One in 10 babies is born preterm in high-income countries, and that rises to four in 10 in low and middle-income countries.
These babies are extremely vulnerable because they miss out on a crucial final development stage in which the hormone cortisol is released exponentially into the unborn baby’s blood.
Cortisol is vital for the maturing of organs and systems needed to keep the baby alive once born.
For example, in the lungs, cortisol ensures they become more elastic. This allows the lungs to expand so the baby can take its first breath.
Without cortisol, the newborn lungs would be too stiff, which leads to respiratory distress syndrome and could be fatal.
The established treatment for any pregnancy threatened with preterm birth is steroids, given via the mother before the baby is born and/or directly to the baby after birth.
These steroids speed up the development of organs – including the lungs – which means the preterm baby is much more likely to survive.
However, according to lead author Professor Dino Giussani of Cambridge University, this cortisol can be damaging to the heart: “It resembles accelerated ageing,” he says.
Potentially life-saving steroids, commonly given to preterm babies, also increase the risk of long-term heart problems, but a study in rodents has found if they’re given alongside statins, their positive effects remain while the potential negative side effects are “weeded out”.
A previous clinical study by Professor Paul Leeson’s laboratory at Oxford University, found that people who had been exposed to glucocorticoid (steroid) therapy as unborn babies, via their mothers, had hearts 10 years older than normal.

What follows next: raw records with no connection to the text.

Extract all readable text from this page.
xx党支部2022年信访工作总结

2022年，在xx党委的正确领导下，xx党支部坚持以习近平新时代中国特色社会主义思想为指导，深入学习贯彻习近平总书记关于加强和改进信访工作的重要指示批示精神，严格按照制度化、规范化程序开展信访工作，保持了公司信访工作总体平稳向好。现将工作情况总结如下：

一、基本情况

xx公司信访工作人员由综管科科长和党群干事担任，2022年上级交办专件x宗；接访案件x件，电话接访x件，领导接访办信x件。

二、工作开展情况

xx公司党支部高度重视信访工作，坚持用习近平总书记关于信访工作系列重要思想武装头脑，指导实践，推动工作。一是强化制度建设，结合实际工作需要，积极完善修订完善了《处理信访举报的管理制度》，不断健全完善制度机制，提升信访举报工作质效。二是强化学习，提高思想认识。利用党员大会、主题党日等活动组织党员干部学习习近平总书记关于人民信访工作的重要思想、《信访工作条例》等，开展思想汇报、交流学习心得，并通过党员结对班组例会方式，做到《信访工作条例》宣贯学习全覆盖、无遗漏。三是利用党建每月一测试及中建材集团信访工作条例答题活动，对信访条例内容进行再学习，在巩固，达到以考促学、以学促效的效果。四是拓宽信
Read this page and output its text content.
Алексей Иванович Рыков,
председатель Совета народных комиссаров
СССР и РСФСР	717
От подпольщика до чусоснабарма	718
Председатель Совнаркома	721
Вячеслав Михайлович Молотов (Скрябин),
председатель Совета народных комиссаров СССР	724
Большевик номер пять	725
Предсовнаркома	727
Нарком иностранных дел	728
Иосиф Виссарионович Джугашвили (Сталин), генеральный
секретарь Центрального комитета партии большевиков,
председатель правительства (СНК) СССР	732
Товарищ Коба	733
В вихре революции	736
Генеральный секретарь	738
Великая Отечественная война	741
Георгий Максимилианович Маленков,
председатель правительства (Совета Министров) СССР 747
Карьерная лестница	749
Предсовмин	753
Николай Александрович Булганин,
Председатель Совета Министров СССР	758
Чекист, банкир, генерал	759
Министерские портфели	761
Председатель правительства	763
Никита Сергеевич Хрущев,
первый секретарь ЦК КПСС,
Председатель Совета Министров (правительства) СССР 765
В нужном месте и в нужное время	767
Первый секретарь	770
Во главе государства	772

Cambridge researcher Dr Andrew Kane believes this is due to a reduction in nitric oxide. This is beneficial to the cardiovascular system as it increases blood flow and is anti-inflammatory.
To test if a lack of nitric oxide could be the origin of the cardiovascular side effects of steroids, researchers combined the steroid treatment with statins, which are widely used to lower cholesterol and are known to increase nitric oxide.
“Our discovery suggests that combined glucocorticoid (steroid) and statin therapy may be safer than glucocorticoids alone for the treatment of preterm babies,” said Prof Giussani.
Combining steroids with statins, he adds, “gives us the best of both worlds – we can maintain the benefits of steroids on the developing lungs, but ‘weed out’ their adverse side effects on the developing heart and circulation, thereby making therapy much safer for the treatment of preterm birth.”